Even on the warmest day of the year so far there wasn't much of that to be found on the north Wales coast. Wind, drab skies and dog walkers follow me along the brisk hour's hike from Rhyl town centre to the sign at the start of Offa's Dyke National Trail, virtually point to point between two of the twelve venues in the Welsh Premier League.   Immediately visible from the seafront, Prestatyn's Bastion Gardens ground backs on to a cricket pitch and a Pontins holiday camp, its near neighbours a crazy golf course, an amusement arcade and a plaque remembering a Beatles concert that has an insolvency notice blutacked underneath.  The first two pubs I try are eerily deserted, the Wetherspoons-clone on the main street standing room only, jammed with pushchairs and two deep at the bar.  Luckily, the football club has beer plus memorabilia, a smattering of red-shirted drinkers and a friendly, immediately welcoming vibe.


The Welsh Premier League's a world away from the bombastic, globalised and relentlessly comercial near-namesake operating across and within its borders.  "This is not a pot-hunting or title-winning club and never has been," said one of Prestatyn Town's founder members.  "If we can get to the top then all well and good, but there will be no broken hearts if we don't."  When the club was promoted in 2008, groups of volunteers worked around the clock for just over a week to ensure the ground met the WPL's grading criteria.   Merchandise is sold from a hatch as you walk through the turnstiles.  The seats in the solitary stand were donated by Shrewsbury Town.  Nonetheless, last season's debut Welsh Cup win had, remarkably, bagged Neil Gibson's side a first foray into European competition, where they defeated Liepajas Metalurgs on penalty kicks before losing 8-0 on aggregate to  HNK Rijeka.   Equally improbably, today's visitors Bala Town - hailing from a village of fewer than 2,000 people - came within an away goal of victory over Levadia Tallinn just a decade after playing in the Wrexham Area League.  

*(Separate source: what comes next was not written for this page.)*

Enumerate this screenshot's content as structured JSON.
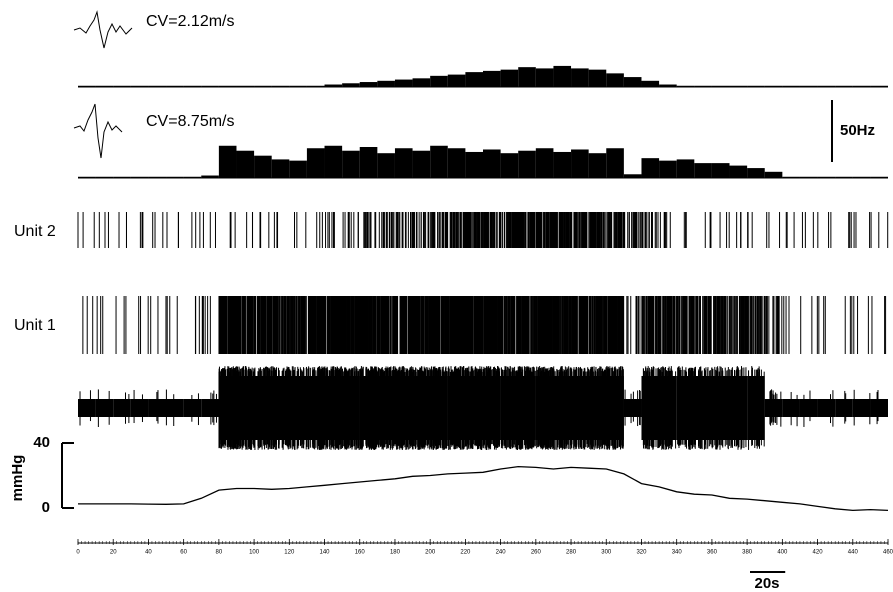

Bala's support arrives with four flags and a drum, which they rat-a-tat whenever their team attacks.  We're a quarter of an hour in and just past the fifth flourish when Sean Thornton - still bottle-blonde but nowadays several rungs below his Premier League peak - finds Ryan Valentine, whose cross bounces in front of the hesitant home goalkeeper, hits a stanchion and drops into the net.  The away side have the swirling wind largely at their backs,  Jon Hill-Dunt's goalkicks barely reaching the halfway line while an attempted up-and-under spins backwards and goes out behind the place it was kicked. But with Lee Hunt - once of Bala and with over 150 career goals in the WPL alone -  the sort of forward you could aim at a gatehouse and expect it to give way first,  the home side have significantly more luck battering their way through the centre while slinging balls in from the flanks.  On 29 minutes Hunt harries the ball away from a Bala defender, Chris Davies cuts it inside and Gareth Wilson deftly scoops into the top corner.  Moments later, Hunt's upraised boot is just centimetres away from a second.  "Sort it out, lino," a Bala fan yells.



After a stuttering opening quarter, the second half sparks into life when Hunt tumbles in the penalty area, the referee signalling a goalkick with the majority of the crowd screaming for a foul.   "No contact," the linesman explains.  "Embarrassing,"  says a defender. "Do you want to think about that again, referee?" asks Gibson from his technical area.  Ten minutes later Bala's  Kieran Smith is tugged to the ground. This time the referee doesn't hesitate.  "Soft one, that," says a home substitute as Ian Sheridan calmly rolls in the third and final goal.  The Prestatyn supporter to my right takes out his e-cigarette, pauses for a moment, and then silently mouths an obscenity.